Las clases de la profesora Sandiego eran de las pocas a las que no faltaba ninguno de los alumnos. Y no porque les interesara la geometría descriptiva.
Los tres chicos pasaron corriendo mientras contenían la risa y golpeaban con el codo al que iba en el centro. Se alejaron camino del Open para comprarle al americano sus primeras cervezas de la noche.
El señor Palmer ya había regresado a su puesto después de pasar diez días recuperándose en el hospital, a dos plantas de distancia de la habitación de David. La noche del décimo día, el señor Palmer durmió en casa. A la mañana del decimoprimero, anunció al doctor su intención de regresar al Open. «Ya he sobrevivido a un atraco, ¿qué probabilidades hay de que vuelva a ocurrir algo parecido en un pueblo como Arenas?», preguntó al médico mientras rechazaba una baja que lo hubiera mantenido en casa durante un mes entero. Cuando el señor Palmer miró a su mujer y levantó una ceja para preguntar qué opinaba al respecto, ella dijo:
«I just wanna go back to Kansas»
. Y cada vez que su mujer repetía aquella frase, el señor Palmer se sentía culpable de no haber podido darle los hijos que ella tanto había deseado y a los que renunció sin saberlo por querer estar con él, el hombre que más la había hecho reír desde que lo conoció nada más cumplir los veinte. El hombre que la había convencido de buscar un nuevo futuro en Europa. El hombre que a veces creía no poder resistir la tristeza que le producía verla esmerarse con cada nueva labor, un jersey para el nieto de alguna de sus vecinas y no para el suyo propio. Nietos europeos y sofisticados que le prometió en Galena pero que nunca llegaron, porque ni siquiera tuvieron hijos, y que hubieran llenado de sonidos infantiles el habitual silencio que en la casa de ambos solo rompía el ruido del televisor. Un televisor que cada vez escuchaban más alto porque, con el paso del tiempo, por mucho que intentaran disfrazarlo, el señor y la señora Palmer hablaban menos entre ellos.
Los tres alumnos de la profesora Sandiego iniciaron una carrera.
—David sigue igual —dijo Andrea, mientras dejaban atrás la última calle asfaltada del pueblo y se adentraban en el camino de tierra que llevaba hasta el parque donde se encontraba el lago.
—Lo sé, he hablado con Héctor —contestó él—. Yo aún no me atrevo a ir.

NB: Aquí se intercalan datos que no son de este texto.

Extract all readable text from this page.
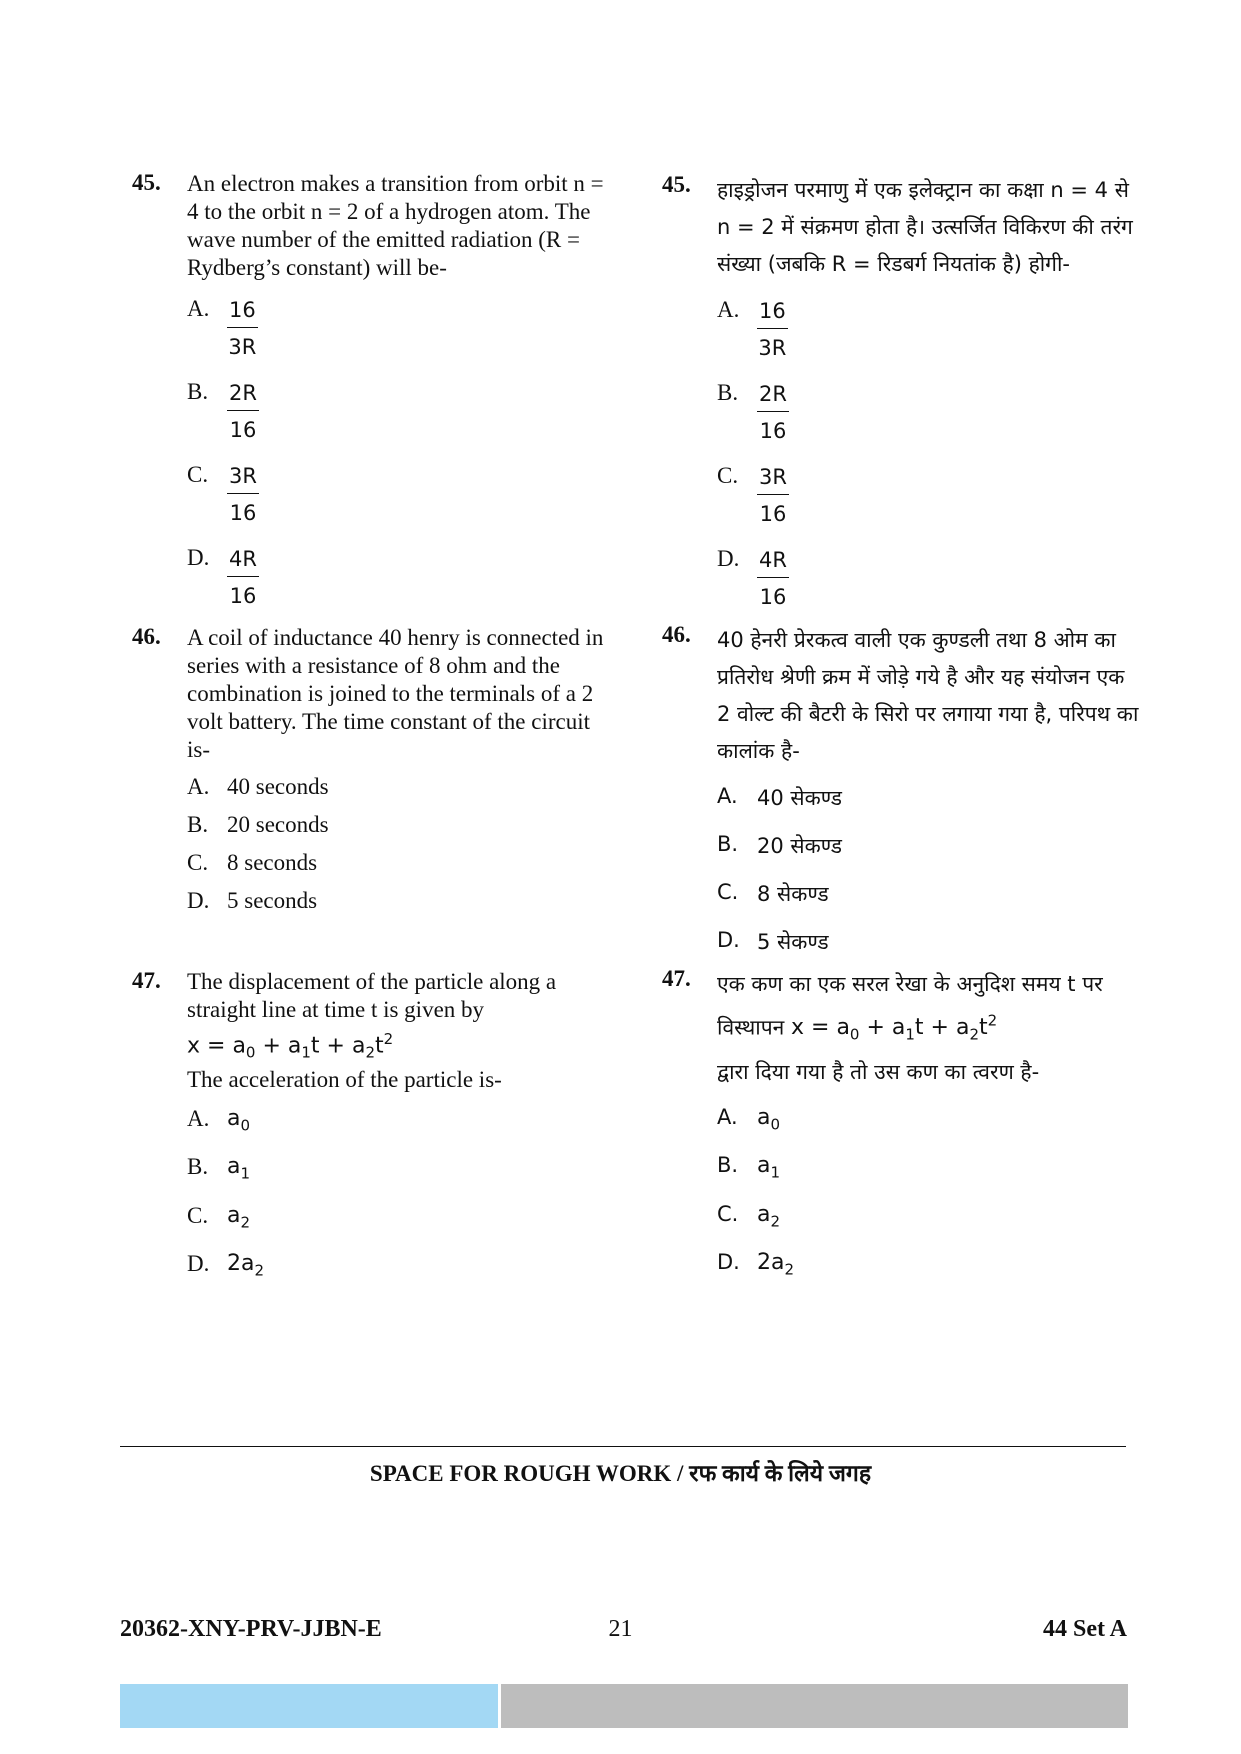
45. An electron makes a transition from orbit n = 4 to the orbit n = 2 of a hydrogen atom. The wave number of the emitted radiation (R = Rydberg’s constant) will be-
A. $\frac{16}{3R}$
B. $\frac{2R}{16}$
C. $\frac{3R}{16}$
D. $\frac{4R}{16}$
46. A coil of inductance 40 henry is connected in series with a resistance of 8 ohm and the combination is joined to the terminals of a 2 volt battery. The time constant of the circuit is-
A. 40 seconds
B. 20 seconds
C. 8 seconds
D. 5 seconds
47. The displacement of the particle along a straight line at time t is given by
$x = a_0 + a_1t + a_2t^2$
The acceleration of the particle is-
A. $a_0$
B. $a_1$
C. $a_2$
D. $2a_2$
45. हाइड्रोजन परमाणु में एक इलेक्ट्रान का कक्षा n = 4 से n = 2 में संक्रमण होता है। उत्सर्जित विकिरण की तरंग संख्या (जबकि R = रिडबर्ग नियतांक है) होगी-
A. $\frac{16}{3R}$
B. $\frac{2R}{16}$
C. $\frac{3R}{16}$
D. $\frac{4R}{16}$
46. 40 हेनरी प्रेरकत्व वाली एक कुण्डली तथा 8 ओम का प्रतिरोध श्रेणी क्रम में जोड़े गये है और यह संयोजन एक 2 वोल्ट की बैटरी के सिरो पर लगाया गया है, परिपथ का कालांक है-
A. 40 सेकण्ड
B. 20 सेकण्ड
C. 8 सेकण्ड
D. 5 सेकण्ड
47. एक कण का एक सरल रेखा के अनुदिश समय t पर
विस्थापन $x = a_0 + a_1t + a_2t^2$
द्वारा दिया गया है तो उस कण का त्वरण है-
A. $a_0$
B. $a_1$
C. $a_2$
D. $2a_2$
SPACE FOR ROUGH WORK / रफ कार्य के लिये जगह
20362-XNY-PRV-JJBN-E	21	44 Set A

Llegaron a la orilla de Lago Arenas aún de la mano, ya de noche, sin luna todavía. Era uno de los lagos artificiales más grandes de la comunidad, auténtico orgullo del Ayuntamiento de Arenas. Mientras caminaban por el césped, algún animal saltó al agua. Los grillos callaron durante unos segundos antes de continuar su conversación. Otras parejas habían tenido la misma idea. Se adivinaban sus siluetas y se intuían sus movimientos.
—¿Te acuerdas? —preguntó Aarón sin esperar respuesta.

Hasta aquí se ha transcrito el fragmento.